Харьюла насторожился. В последнее время до него доходили всякие слухи о положении в Финляндии, но что там происходит на самом деле, он не знал.
– Лахтари взяли Выборг…
– Перкеле! – вырвалось у Харьюлы.
– Беженцы рассказывали, что… – продолжал мужчина в гимнастерке, но красногвардеец в кожаной кепке, неодобрительно взглянув на него, прервал:
– Не стоит верить всяким слухам.
Последовало неловкое молчание.
– Нет, кроме шуток, куда вы едете? – спросил снова Харьюла.
– Вастен уже сказал куда, – ответил красногвардеец в кожаной кепке. – На Сантавуори. Так ребята из легиона называют свой лагерь. Подробнее тебе может рассказать Кюллес-Матти. Он там с самого начала. Вон он стоит…
Кожаная кепка показала на немолодого мужчину с длинной жилистой шеей, стоявшего возле одного из вагонов и что-то оживленно рассказывающего собравшимся вокруг него красногвардейцам. Теппана, тоже стоял там и с раскрытым ртом слушал, как Кюллес-Матти рассказывает о совершенном ими походе на границу. Кюллес-Матти с похвалой говорил о своем командире. Имя этого командира показалось Харьюле знакомым. «Неужели это тот самый Ахава?» – подумал он и подошел к Кюллес-Матти.
– А это не тот Ахава, сын известного купца из Куусамо?
– Тот самый, – ответил Кюллес-Матти.
– Перкутти! – Харьюла даже выругался от удивления. – Так я ж его знаю. Я же целый год батраком у них работал. Вот бы здорово повидать Иво через столько лет…
– В чем же дело? Давай поедем с нами, повидаешь своего хозяина, – предложил Кюллес-Матти. – Проезд бесплатный…

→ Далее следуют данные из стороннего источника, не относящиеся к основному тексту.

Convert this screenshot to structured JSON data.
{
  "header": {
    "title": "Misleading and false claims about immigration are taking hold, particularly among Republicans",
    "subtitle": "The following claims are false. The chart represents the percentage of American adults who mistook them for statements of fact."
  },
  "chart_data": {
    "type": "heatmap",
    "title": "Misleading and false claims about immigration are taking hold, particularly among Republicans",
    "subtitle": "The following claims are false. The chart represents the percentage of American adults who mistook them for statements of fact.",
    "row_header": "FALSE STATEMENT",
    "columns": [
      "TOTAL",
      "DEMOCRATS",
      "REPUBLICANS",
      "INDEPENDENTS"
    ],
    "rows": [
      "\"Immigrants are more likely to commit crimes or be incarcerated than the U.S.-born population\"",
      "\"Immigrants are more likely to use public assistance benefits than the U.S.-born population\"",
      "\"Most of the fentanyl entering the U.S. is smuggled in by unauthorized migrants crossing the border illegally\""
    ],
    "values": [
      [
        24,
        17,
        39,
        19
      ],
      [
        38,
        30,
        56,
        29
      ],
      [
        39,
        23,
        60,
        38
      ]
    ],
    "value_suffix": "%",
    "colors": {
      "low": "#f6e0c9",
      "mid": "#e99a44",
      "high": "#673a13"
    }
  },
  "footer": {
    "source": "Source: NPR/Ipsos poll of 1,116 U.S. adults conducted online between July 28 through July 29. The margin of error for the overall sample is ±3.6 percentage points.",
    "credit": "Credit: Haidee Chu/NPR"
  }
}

То ли Харьюла был еще настолько под хмельком, что забыл о том, что он теперь не вольная птица, а боец Красной Армии, которому за проступок придется отвечать, то ли в нем вдруг проснулся прежний босяк, привыкший скитаться по свету и имевший о личной свободе довольно широкие понятия, но он сразу же принял предложение Кюллес-Матти.
– Поедем, – предложил он Теппане.
Тот отрицательно покачал головой.
– Когда вы думаете вернуться обратно? – спросил Харьюла у кожаной кепки.
Но тут подошел востроглазый начальник поезда и скомандовал:
– По вагонам! Ребята, отправляемся.
Харьюла тоже вскочил на подножку, и поезд тронулся.
IIIВ пути Харьюла узнал от своих новых товарищей-красногвардейцев, что «старушка» – так они ласково называли старенький паровоз № 27, тащивший их состав, – совершает уже второй рейс на север. Во время первого рейса «старушка» доставила оружие для так называемого Северного легиона, сформированного из красных финнов на севере Карелии. Пулеметы и винтовки, доставленные «старушкой» очень своевременно, сослужили хорошую службу. Если отряду Малма удалось дойти почти до самой Кеми, то направлявшийся к Кандалакше отряд белофиннов под командованием Валлениуса был разгромлен под Алакуртти этим Северным легионом. Хотя 480 белофиннам противостояли всего 110 красных бойцов, белые потерпели сокрушительный разгром. Остатки отряда поспешили убраться восвояси, благо до границы было недалеко.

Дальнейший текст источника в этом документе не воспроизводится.